Safeguarding Money Money received and not yet deposited should not be used for purchases, check cashing, loans, advances, reimbursements or any other purpose. All unused checks should be kept safe and secure at all times. “Blank” checks should never be issued and checks should never be pre-signed.
Safeguarding Money Sequence of check numbers should be accounted for when reconciling the bank statement to the Parent Organization’s books Issuing checks payable to “CASH” or to the “SPONSOR” should be avoided. Besides being approved, detailed documentation should be retained
Financial Red Flags Bank Statements not seen by the treasurer, president, other signers on the account, and board members on a monthly basis. Financial reports are not given at the monthly meetings Beginning balance does not agree with the last reported ending balance Financial reports do not show each deposit, each check written, figures do not balance/total.
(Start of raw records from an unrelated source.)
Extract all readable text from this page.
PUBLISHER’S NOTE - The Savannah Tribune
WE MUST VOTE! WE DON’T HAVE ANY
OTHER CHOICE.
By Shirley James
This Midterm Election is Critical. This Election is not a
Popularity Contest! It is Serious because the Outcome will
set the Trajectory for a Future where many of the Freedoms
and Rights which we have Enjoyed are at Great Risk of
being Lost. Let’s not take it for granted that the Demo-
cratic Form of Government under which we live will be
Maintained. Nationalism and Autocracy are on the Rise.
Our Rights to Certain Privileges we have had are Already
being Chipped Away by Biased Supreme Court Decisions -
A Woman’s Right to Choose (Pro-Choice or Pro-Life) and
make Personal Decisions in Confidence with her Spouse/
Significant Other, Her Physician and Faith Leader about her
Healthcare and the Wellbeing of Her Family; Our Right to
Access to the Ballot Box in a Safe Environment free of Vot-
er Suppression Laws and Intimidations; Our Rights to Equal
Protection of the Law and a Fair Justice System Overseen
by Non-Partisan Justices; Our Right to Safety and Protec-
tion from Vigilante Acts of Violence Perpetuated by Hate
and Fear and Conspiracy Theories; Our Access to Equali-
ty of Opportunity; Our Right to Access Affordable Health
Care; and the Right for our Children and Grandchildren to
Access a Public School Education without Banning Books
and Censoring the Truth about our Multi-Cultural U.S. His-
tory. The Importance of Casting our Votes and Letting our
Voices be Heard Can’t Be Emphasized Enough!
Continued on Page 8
Financial Red Flags Money counted by only one person Missing checks or deposits Checks issued to family members Check’s made out to “CASH” Check’s issued for the same amount each month
Financial Red Flags Two or more signers on the bank account related, married, or residing in the same household Receipts not issued for money received Invoices/Receipts missing from vouchers Budget not approved or reviewed by membership Fundraising activities not approved by membership
Financial Red Flags Amount of profit does not agree with amount in contract signed with the fundraising company Less money deposited for fundraiser than paid to company for product received. Bills are received for items not in budget or approved by membership PTO members profit monetarily from any fundraiser.